Summary 4, oct. 16-20, 2002; thread 3
Summary 7, oct. 20/27- nov. 1, 2002; all threads

By Hannah Scrase

FSC started by accrediting forest and chain of custody certification in 1993-94. It was assumed at the time that this would be a huge task and that if we were successful we would be making a major contribution to improving the state of the world's forests. At the time it would have been impossible to try to take on the wider range of issues to relate to impacts of timber and paper consumption - FSC would never have got off the ground at all. Now pressure on, and opportunities for FSC to diversify are increasing all the time. We want your views on how FSC should respond.

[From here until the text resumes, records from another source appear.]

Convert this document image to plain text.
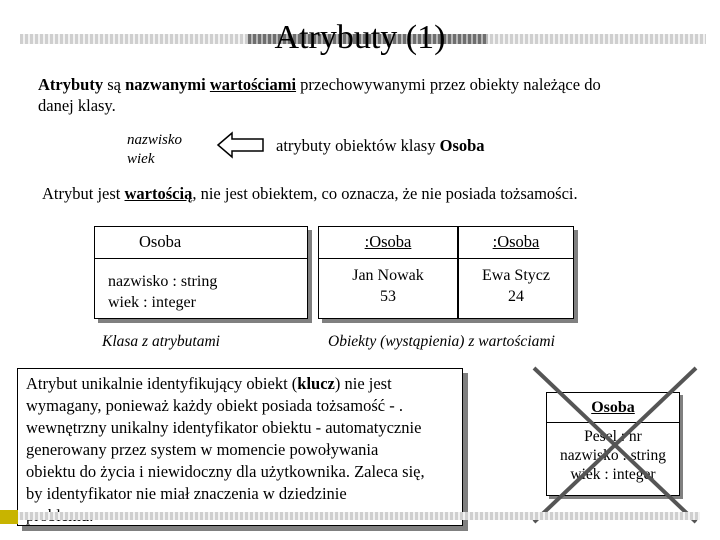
Atrybuty (1)
Atrybuty są nazwanymi wartościami przechowywanymi przez obiekty należące do
danej klasy.
nazwisko
wiek
atrybuty obiektów klasy Osoba
Atrybut jest wartością, nie jest obiektem, co oznacza, że nie posiada tożsamości.
Osoba
nazwisko : string
wiek : integer
Klasa z atrybutami
:Osoba
Jan Nowak
53
:Osoba
Ewa Stycz
24
Obiekty (wystąpienia) z wartościami
Atrybut unikalnie identyfikujący obiekt (klucz) nie jest
wymagany, ponieważ każdy obiekt posiada tożsamość - .
wewnętrzny unikalny identyfikator obiektu - automatycznie
generowany przez system w momencie powoływania
obiektu do życia i niewidoczny dla użytkownika. Zaleca się,
by identyfikator nie miał znaczenia w dziedzinie
Osoba
Pesel : nr
nazwisko : string
wiek : integer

Other related issues clearly impact on forests and on the wider environment such as certification of recycled material, verification of legality of timber, certification of protected areas, carbon storage certification, certification of downstream processing of forest products and even life-cycle analysis. FSC could take on some of these directly, could stay away from all of them, could build another organisation to do this work or could build partnerships with other organisations to provide a more comprehensive range of services to customers. The opportunities include increasing our reach and impact, increasing our visibility through wider use of the trademark and increasing our income by offering a wider range of accreditation services. The risks include overstretching the secretariat's ability to ensure the quality of FSC accredited certifications and a possible dilution of focus. In addition to these general concerns there are also questions about whether some of these initiatives actually contribute to forest management and protection or may undermine it inadvertently.

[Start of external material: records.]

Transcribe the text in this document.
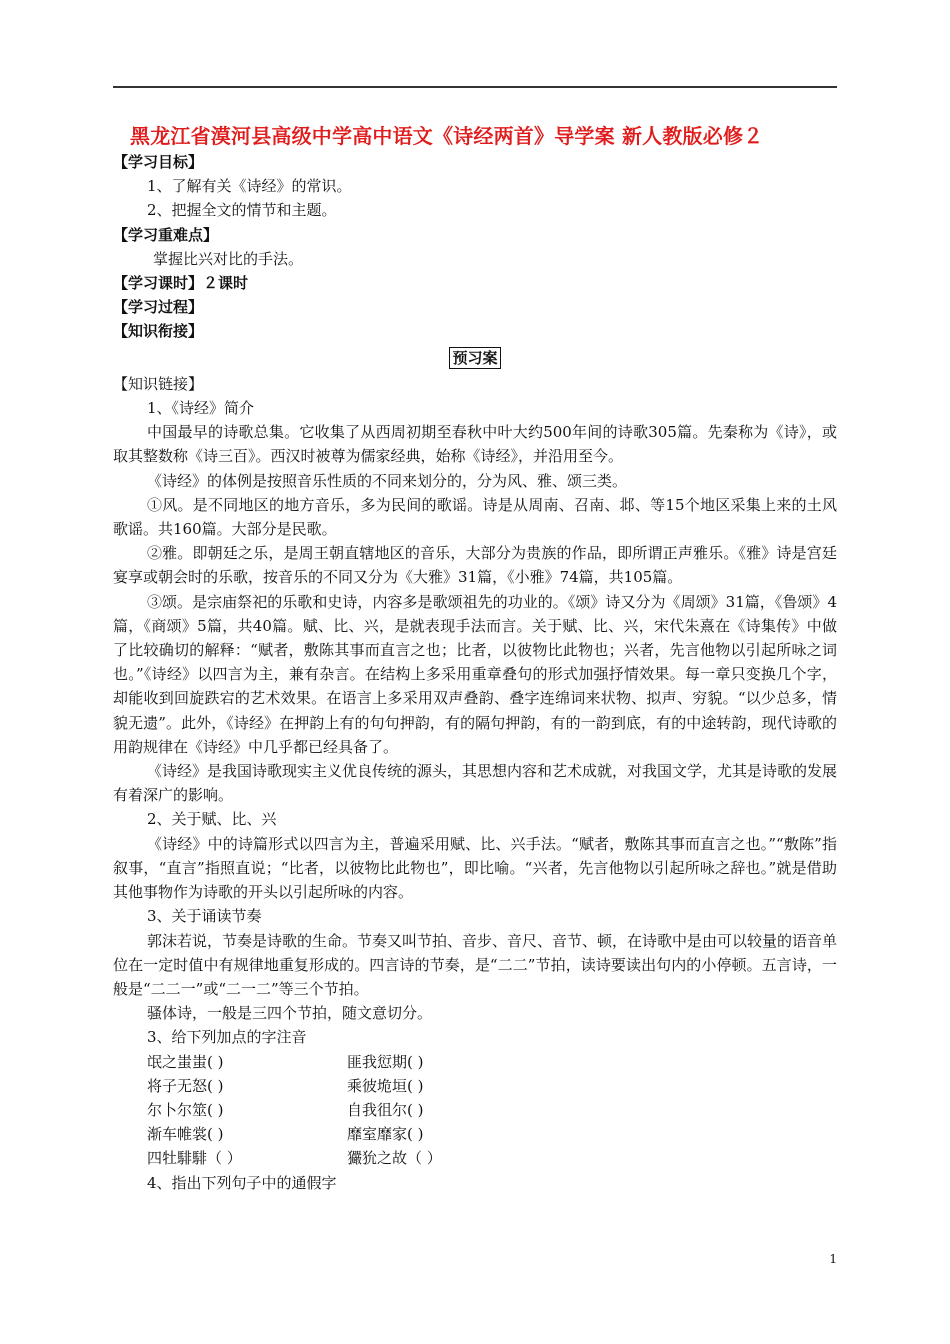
黑龙江省漠河县高级中学高中语文《诗经两首》导学案 新人教版必修２

【学习目标】

1、了解有关《诗经》的常识。

2、把握全文的情节和主题。

【学习重难点】

掌握比兴对比的手法。

【学习课时】２课时

【学习过程】

【知识衔接】

预习案

【知识链接】

1、《诗经》简介

中国最早的诗歌总集。它收集了从西周初期至春秋中叶大约500年间的诗歌305篇。先秦称为《诗》，或取其整数称《诗三百》。西汉时被尊为儒家经典，始称《诗经》，并沿用至今。

《诗经》的体例是按照音乐性质的不同来划分的，分为风、雅、颂三类。

①风。是不同地区的地方音乐，多为民间的歌谣。诗是从周南、召南、邶、等15个地区采集上来的土风歌谣。共160篇。大部分是民歌。

②雅。即朝廷之乐，是周王朝直辖地区的音乐，大部分为贵族的作品，即所谓正声雅乐。《雅》诗是宫廷宴享或朝会时的乐歌，按音乐的不同又分为《大雅》31篇，《小雅》74篇，共105篇。

③颂。是宗庙祭祀的乐歌和史诗，内容多是歌颂祖先的功业的。《颂》诗又分为《周颂》31篇，《鲁颂》4篇，《商颂》5篇，共40篇。赋、比、兴，是就表现手法而言。关于赋、比、兴，宋代朱熹在《诗集传》中做了比较确切的解释：“赋者，敷陈其事而直言之也；比者，以彼物比此物也；兴者，先言他物以引起所咏之词也。”《诗经》以四言为主，兼有杂言。在结构上多采用重章叠句的形式加强抒情效果。每一章只变换几个字，却能收到回旋跌宕的艺术效果。在语言上多采用双声叠韵、叠字连绵词来状物、拟声、穷貌。“以少总多，情貌无遗”。此外，《诗经》在押韵上有的句句押韵，有的隔句押韵，有的一韵到底，有的中途转韵，现代诗歌的用韵规律在《诗经》中几乎都已经具备了。

《诗经》是我国诗歌现实主义优良传统的源头，其思想内容和艺术成就，对我国文学，尤其是诗歌的发展有着深广的影响。

2、关于赋、比、兴

《诗经》中的诗篇形式以四言为主，普遍采用赋、比、兴手法。“赋者，敷陈其事而直言之也。”“敷陈”指叙事，“直言”指照直说；“比者，以彼物比此物也”，即比喻。“兴者，先言他物以引起所咏之辞也。”就是借助其他事物作为诗歌的开头以引起所咏的内容。

3、关于诵读节奏

郭沫若说，节奏是诗歌的生命。节奏又叫节拍、音步、音尺、音节、顿，在诗歌中是由可以较量的语音单位在一定时值中有规律地重复形成的。四言诗的节奏，是“二二”节拍，读诗要读出句内的小停顿。五言诗，一般是“二二一”或“二一二”等三个节拍。

骚体诗，一般是三四个节拍，随文意切分。

3、给下列加点的字注音

氓之蚩蚩( )	匪我愆期( )
将子无怒( )	乘彼垝垣( )
尔卜尔筮( )	自我徂尔( )
渐车帷裳( )	靡室靡家( )
四牡騑騑（ ）	玁狁之故（ ）

4、指出下列句子中的通假字

1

Should FSC diversify into other related areas, directly or indirectly through partnerships or should we stick to our core competency of forest certification and let other organisations take on the wider related issues. There is the general question of whether diversification is appropriate and then there are questions about whether each type of initiative is something that would help FSC to deliver its mission and who should decide whether FSC gets involved as new opportunities arise.